Key Takeaways
- IDC predicts 70% of software vendors will shift from seat-based to consumption or outcome-based pricing by 2028
- AI agents "don't care where data comes from" — breaking the traditional boundaries between CRM, ERP, and other enterprise software categories
- The average enterprise now runs 12 AI agents, with 89% of business teams already using agents
- New job titles emerging: Agent Supervisor, Agent QA Lead, AI Ops Manager, Chief AI Officer
- Traditional enterprise software will not disappear — but the pricing models that fund it are being fundamentally restructured
The Facts
The enterprise software industry is confronting a structural challenge that has been building for three years but is now forcing board-level decisions: AI agents do not pay software seat licences. A seat licence model assumes that a human employee is the unit of software consumption — you buy one seat per person using the system. When an AI agent performs the tasks previously done by a human employee, the seat licence model captures none of that value.
IDC's FutureScape: Worldwide Agentic AI 2026 Predictions report quantifies the expected response: by 2028, 70% of software vendors will have refactored their pricing strategies around consumption metrics, business outcomes, or organisational capability assessments rather than user seats. Forrester analyst Kate Leggett frames the transition carefully: "There's investor and company valuations and then there's the reality of what happens in large enterprises."
The more fundamental disruption may be structural rather than pricing-related. Salesforce's analysis notes that AI agents "don't care where data comes from" — they can read from a CRM, an ERP, a document management system, and a real-time data feed simultaneously and synthesise that information into action. This capability makes the traditional software category boundaries — the separation between CRM and ERP, between marketing automation and customer service — less relevant than it has been for four decades.
Technical Deep-Dive
The headless software model is the technical enabler of this transition. Traditional enterprise software was designed around human-facing interfaces — dashboards, forms, reports. The interface was the product; users learned to navigate it, and switching costs were partly learning costs. Headless architecture exposes all software functionality through APIs and CLI commands, enabling agents to access and act on data without the human interface layer.

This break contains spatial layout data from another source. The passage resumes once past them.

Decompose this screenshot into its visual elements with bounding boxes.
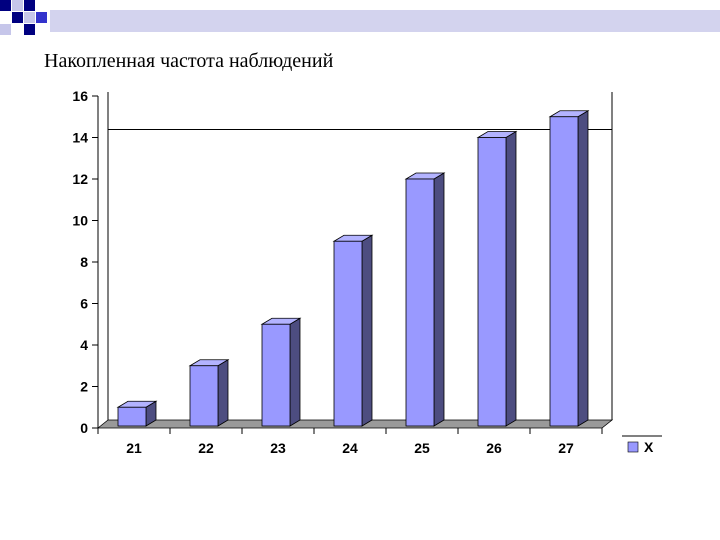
decor-square [0,24,11,35]
legend-swatch [627,441,639,453]
bar-front [261,323,291,427]
legend-label: X [644,439,654,455]
x-tick-label: 23 [270,440,286,456]
slide-decoration [0,0,720,35]
bar-side [433,172,445,427]
y-tick-label: 6 [80,296,88,312]
bar-side [577,110,589,427]
bar [404,172,446,427]
bar [260,317,302,427]
y-tick-label: 12 [72,171,88,187]
bar-front [189,365,219,427]
decor-square [12,12,23,23]
x-tick-label: 24 [342,440,358,456]
bar-front [477,137,507,427]
decor-square [24,12,35,23]
y-tick-label: 0 [80,420,88,436]
bar-front [405,178,435,427]
x-tick-label: 22 [198,440,214,456]
y-tick-label: 4 [80,337,88,353]
bar [548,110,590,427]
decor-square [24,24,35,35]
bar-side [217,359,229,427]
y-tick-label: 2 [80,379,88,395]
y-tick-label: 10 [72,213,88,229]
x-tick-label: 21 [126,440,142,456]
decor-square [12,0,23,11]
x-tick-label: 26 [486,440,502,456]
bar-side [361,234,373,427]
bar [476,130,518,427]
y-tick-label: 16 [72,88,88,104]
decor-square [0,0,11,11]
bar [116,400,158,427]
bar-front [333,240,363,427]
bar-front [117,406,147,427]
bar-side [289,317,301,427]
bar-side [505,130,517,427]
decor-square [36,12,47,23]
decor-band [50,10,720,32]
slide-title: Накопленная частота наблюдений [44,50,334,72]
bar [332,234,374,427]
x-tick-label: 27 [558,440,574,456]
decor-square [24,0,35,11]
y-tick-label: 8 [80,254,88,270]
bar-front [549,116,579,427]
bar [188,359,230,427]
x-tick-label: 25 [414,440,430,456]
y-tick-label: 14 [72,130,88,146]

Salesforce Headless 360, announced alongside Agentforce Operations, exemplifies this approach: the full CRM platform is accessible through API endpoints that agents can call from any surface — a Slack bot, a Claude conversation, an automated pipeline — without requiring agents to "navigate" the Salesforce interface as a human would.
Model Context Protocol (MCP) accelerates the headless transition by standardising how agents connect to any tool or data source. By late 2025, more than 10,000 public MCP servers had been deployed, meaning the majority of popular enterprise software tools had already created agent-accessible interfaces. The standardisation eliminates much of the bespoke integration work that previously made enterprise software connectivity expensive and slow.
The ASEAN Perspective
ASEAN enterprises are at an interesting position relative to this transition. The region has significant adoption of major global SaaS platforms — Salesforce, ServiceNow, SAP, Microsoft 365 — but also a large base of smaller, locally-developed software that lacks the engineering resources to rapidly build agentic capabilities.
For Singapore, Malaysia, and Indonesia's technology procurement teams, the pricing transition creates a near-term opportunity: as vendors shift to consumption-based models, the ability to negotiate pricing based on actual AI agent usage (rather than peak headcount) may reduce total software costs for enterprises that are aggressively automating routine processes with agents.
The emergence of ADLC roles — Agent Supervisor, Agent QA Lead — will create specific talent demand in ASEAN's technology labour markets. Singapore's SkillsFuture initiatives are well-positioned to develop training pathways for these roles, particularly given Singapore's existing strength in enterprise technology management.
RECATOOLS Verdict
The SaaS model is not dying — but it is being repriced. The transition from seat-based to consumption or outcome-based pricing is genuinely disruptive to software vendor revenue models, but the underlying value of enterprise software functionality does not disappear when agents start using it instead of humans.
For ASEAN enterprises, the practical implication for 2026 is contractual: when renewing enterprise software agreements, explicitly negotiate for consumption-based pricing options and avoid multi-year seat-count commitments that assume human headcount does not shrink as AI automation scales.
Frequently Asked Questions
SaaS seat licensing charges per human user. AI agents perform human tasks without consuming seats, meaning vendors capture no revenue from agent-driven usage under current models.
IDC predicts consumption-based pricing (per API call or task completed), outcome-based pricing (per business result achieved), and organisational capability assessments will replace seat models.
Software architecture that exposes all functionality through APIs rather than human-facing interfaces, enabling AI agents to access and act on data without navigating a traditional UI.
A standard that allows AI agents to connect to any compatible tool or data source through a consistent interface, reducing bespoke integration work.
According to Google's AI Agent Trends report, 89% of business teams are already using AI agents and the average organisation runs 12.